Ubisoft may have delayed its pirate adventure game Skull and Bones, but the delay has a pretty solid silver lining. The studio recently confirmed it has three unannounced games in the pipeline, all of which are expected by early 2020. Ubisoft’s existing stable of live-service titles will also receive more frequent content updates going forward.
Ubisoft’s Upcoming Games And Increased Content Drops
During a recent earnings call, Ubisoft CEO Yves Guillemot discussed the company’s plans for the upcoming fiscal year. According to Guillemot, Ubisoft plans on releasing four new games by the end of the fourth 2019 fiscal quarter. That translates to the end of March, 2020 in case you were wondering.
One of those four upcoming games is the recently announced Ghost Recon: Breakpoint. As for the other three, Ubisoft is keeping their identities a secret for now. However, given the timing of their potential launches, they’ll likely be unveiled during next month’s E3 expo. Lastly, Guillemot confirmed all three games will be full-priced (i.e. $60) titles and that they’ll be from different genres.
As for Ubisoft’s existing stable of games, Guillemot also said Ubisoft will be supporting such games more frequently. Guillemot specifically mentioned Rainbow Six Siege and Breakpoint, but he also said the initiative affects all of Ubisoft’s titles. Therefore fans of games like Assassin’s Creed Odyssey and The Division 2 should be excited.
Here’s Guillemot’s statement:
“It is something we have been working on in the last 24 months. Our teams are getting organized to come more regularly with content and lots of our games are going to come with drops of content and events on a more regular basis.”

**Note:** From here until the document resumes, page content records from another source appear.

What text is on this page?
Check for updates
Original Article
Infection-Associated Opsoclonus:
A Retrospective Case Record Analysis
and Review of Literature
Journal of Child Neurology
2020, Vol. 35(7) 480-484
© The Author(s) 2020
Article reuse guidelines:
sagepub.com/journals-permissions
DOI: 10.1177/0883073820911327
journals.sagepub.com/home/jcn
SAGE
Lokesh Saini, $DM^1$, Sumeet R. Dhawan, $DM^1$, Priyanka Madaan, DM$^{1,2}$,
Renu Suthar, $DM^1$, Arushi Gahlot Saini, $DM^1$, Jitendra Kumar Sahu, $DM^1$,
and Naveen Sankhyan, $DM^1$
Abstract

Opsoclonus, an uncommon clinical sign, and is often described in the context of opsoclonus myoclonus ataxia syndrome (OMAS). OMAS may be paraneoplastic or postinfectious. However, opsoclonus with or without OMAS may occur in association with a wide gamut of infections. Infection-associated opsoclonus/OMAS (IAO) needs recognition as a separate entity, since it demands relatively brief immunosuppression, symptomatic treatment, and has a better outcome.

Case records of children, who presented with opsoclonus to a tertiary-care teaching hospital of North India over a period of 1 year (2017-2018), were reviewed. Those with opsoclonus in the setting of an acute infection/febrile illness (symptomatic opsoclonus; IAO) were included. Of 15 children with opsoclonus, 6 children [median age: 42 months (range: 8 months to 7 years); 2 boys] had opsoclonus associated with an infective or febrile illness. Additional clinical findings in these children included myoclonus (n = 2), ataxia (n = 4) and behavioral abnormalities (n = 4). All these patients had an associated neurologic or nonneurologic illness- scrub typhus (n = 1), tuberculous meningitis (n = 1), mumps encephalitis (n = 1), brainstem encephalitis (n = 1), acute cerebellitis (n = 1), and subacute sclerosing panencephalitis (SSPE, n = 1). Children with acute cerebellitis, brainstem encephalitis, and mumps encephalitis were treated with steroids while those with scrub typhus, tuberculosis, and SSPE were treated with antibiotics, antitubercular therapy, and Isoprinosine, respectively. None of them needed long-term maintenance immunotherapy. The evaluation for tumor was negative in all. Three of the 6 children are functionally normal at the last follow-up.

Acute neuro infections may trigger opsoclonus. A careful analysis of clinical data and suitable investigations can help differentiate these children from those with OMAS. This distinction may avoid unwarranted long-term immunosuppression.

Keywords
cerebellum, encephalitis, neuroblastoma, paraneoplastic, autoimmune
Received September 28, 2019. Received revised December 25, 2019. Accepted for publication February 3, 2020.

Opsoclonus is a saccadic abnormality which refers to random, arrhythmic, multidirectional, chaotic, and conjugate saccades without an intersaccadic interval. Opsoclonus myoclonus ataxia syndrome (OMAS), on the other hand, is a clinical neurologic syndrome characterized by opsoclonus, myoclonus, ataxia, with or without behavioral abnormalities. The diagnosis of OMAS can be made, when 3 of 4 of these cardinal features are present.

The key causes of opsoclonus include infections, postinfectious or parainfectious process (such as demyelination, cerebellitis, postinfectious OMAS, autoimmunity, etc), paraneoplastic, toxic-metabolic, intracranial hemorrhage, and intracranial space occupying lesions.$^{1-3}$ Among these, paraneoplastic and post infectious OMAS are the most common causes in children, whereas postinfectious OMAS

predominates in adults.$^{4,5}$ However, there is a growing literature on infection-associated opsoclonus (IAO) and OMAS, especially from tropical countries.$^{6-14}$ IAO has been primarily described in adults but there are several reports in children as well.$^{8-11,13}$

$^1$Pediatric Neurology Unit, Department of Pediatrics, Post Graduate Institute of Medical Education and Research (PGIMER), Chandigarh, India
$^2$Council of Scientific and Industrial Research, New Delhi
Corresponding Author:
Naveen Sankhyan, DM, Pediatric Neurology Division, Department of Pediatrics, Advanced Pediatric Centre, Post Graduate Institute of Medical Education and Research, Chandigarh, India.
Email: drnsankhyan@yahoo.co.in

Of course, one has to worry whether the increased content schedule will put unnecessary strain on Ubisoft’s development studios. Developer crunch is a hot-button issue right now, so Ubisoft needs to make sure it doesn’t overwork its employees. Plus, a focus on faster turnaround could also mean a dip in overall quality. Our guess is that the studio has accounted for such potential problems, but you never know.